The year of 2020 was a mess but also supposedly a year for reflection, for finding new hobbies, for finishing up lingering projects. To look to the past and plan for the future. Since we had so much "free time". I enjoyed watching youtubers renovate their homes and trying new recipes. Personally I did none of that.
It's 2021. To be exact, it's mid February of 2021.
I'm fortunate enough to have a stable job that allowed me to work from home and pay the bills. This job, however, has also kept me quite occupied since the first lockdown in March 2020. So here I am, well past 2020, even past the Lunar New Year of 2021 at this point, finally sitting down to reflect...

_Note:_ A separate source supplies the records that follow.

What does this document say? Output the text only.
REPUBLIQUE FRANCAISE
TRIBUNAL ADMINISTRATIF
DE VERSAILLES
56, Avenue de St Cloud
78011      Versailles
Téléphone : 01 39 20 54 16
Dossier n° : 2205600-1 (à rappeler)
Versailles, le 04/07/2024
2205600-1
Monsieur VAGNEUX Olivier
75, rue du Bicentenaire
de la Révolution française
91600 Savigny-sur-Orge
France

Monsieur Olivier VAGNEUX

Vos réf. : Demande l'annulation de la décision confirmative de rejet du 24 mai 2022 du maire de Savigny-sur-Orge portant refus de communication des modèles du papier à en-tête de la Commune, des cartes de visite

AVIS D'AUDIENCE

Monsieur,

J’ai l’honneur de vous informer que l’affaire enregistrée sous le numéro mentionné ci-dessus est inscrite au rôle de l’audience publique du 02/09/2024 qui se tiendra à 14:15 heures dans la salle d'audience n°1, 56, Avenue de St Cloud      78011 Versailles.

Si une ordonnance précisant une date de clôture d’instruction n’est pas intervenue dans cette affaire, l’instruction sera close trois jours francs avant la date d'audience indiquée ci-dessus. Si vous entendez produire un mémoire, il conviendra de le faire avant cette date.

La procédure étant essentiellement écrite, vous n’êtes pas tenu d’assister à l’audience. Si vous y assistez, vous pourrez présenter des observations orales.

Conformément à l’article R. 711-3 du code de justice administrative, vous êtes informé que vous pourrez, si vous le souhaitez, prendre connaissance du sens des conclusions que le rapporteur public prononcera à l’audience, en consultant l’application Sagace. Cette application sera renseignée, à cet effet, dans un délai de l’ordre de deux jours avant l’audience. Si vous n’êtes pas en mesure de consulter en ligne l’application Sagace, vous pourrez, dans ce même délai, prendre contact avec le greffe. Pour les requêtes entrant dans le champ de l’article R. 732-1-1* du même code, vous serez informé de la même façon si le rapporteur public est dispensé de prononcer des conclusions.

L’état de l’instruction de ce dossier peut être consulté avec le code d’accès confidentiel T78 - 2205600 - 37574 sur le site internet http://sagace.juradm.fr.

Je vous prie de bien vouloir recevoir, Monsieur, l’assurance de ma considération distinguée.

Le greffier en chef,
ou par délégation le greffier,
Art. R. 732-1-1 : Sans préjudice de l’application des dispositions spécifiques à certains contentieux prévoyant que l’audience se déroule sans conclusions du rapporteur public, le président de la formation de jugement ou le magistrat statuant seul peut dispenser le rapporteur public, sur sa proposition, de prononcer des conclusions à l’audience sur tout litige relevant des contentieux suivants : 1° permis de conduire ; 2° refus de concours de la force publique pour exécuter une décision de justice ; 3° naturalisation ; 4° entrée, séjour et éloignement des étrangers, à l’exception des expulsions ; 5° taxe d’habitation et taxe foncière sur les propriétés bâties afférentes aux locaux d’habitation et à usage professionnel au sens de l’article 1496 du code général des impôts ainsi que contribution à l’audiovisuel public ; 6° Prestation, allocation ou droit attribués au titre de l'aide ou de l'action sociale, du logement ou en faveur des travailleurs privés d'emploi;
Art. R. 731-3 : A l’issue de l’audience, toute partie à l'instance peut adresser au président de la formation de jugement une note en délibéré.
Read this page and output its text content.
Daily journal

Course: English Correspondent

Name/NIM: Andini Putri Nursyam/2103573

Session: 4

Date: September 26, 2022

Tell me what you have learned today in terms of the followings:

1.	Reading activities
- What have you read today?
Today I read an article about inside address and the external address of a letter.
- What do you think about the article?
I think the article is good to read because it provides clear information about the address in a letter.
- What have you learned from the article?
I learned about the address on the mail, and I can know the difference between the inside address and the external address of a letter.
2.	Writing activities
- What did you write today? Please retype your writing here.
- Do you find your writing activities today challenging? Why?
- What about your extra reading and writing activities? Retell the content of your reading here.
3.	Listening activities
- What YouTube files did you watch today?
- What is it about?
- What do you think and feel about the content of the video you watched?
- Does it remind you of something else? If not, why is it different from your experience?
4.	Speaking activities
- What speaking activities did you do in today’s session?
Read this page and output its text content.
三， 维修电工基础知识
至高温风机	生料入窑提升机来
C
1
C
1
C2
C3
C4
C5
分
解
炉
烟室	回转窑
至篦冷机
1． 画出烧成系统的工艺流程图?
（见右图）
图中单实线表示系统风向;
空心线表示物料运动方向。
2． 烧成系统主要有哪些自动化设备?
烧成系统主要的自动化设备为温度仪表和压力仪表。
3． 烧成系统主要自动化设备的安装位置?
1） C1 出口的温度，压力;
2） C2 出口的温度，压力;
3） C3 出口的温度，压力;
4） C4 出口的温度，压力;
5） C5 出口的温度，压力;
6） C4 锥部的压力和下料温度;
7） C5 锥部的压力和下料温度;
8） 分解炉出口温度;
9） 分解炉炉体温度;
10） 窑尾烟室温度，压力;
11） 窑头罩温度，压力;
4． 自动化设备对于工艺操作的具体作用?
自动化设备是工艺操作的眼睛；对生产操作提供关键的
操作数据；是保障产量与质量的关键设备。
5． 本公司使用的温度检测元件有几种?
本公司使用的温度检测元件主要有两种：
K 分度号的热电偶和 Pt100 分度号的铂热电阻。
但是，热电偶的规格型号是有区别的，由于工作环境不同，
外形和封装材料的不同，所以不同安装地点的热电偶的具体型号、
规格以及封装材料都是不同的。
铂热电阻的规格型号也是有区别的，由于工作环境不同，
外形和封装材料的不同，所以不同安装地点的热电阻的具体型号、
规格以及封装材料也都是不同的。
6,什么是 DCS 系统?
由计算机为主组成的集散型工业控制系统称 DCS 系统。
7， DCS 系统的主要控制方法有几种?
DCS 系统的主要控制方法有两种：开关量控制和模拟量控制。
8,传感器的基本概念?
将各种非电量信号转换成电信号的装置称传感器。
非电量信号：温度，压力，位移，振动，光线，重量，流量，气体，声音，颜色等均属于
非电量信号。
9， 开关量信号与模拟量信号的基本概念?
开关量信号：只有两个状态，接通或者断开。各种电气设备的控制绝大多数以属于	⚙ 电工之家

"Norms" would suggest perhaps I should be married by now and have kids. Maybe own a home. Maybe also have an idea of my career path.
But what are the "norms" anyway? And how much should I care?
2020 passed quickly and slowly at the same time. I felt productive in terms of work, but also realized I've sat around a lot - work in front of a computer > commute for 10 steps > off-work for some tv/reading/eating. There was a lot of procrastination.
I am unmotivated. I am wondering if I have "wasted" 2020 whilst I was home. Becoming one of those lost souls in the financial services industry in the movie Soul. Maybe I could have spent my time wiser? Maybe I could have tackled something on the personal "longlist"? A year later, since we're still working from home, I have decided to try tracking how I am doing to make sure I'm not "wasting" days.
This blog will not be filled with influencer-post-worthy activities as everyone should know by now, those are curated and not how normal people live. I will use this blog to note each day what I've done/happened that are not part of my normal routine, and celebrate accomplishments along the way (no matter how small; we all need pat on the backs now more than ever!). This will be a public platform to hold myself accountable and to make sure I check in with myself daily.
I don't know if this will work/make working from home more interesting, but it's worth a try. And if nothing interesting happens, maybe I'll be motivated to try something new for the blog, or if not, at least stop and count my blessings. Tomorrow is another day; today won't come again. But then again, tomorrow is another day, no need to be overly harsh with oneself, right?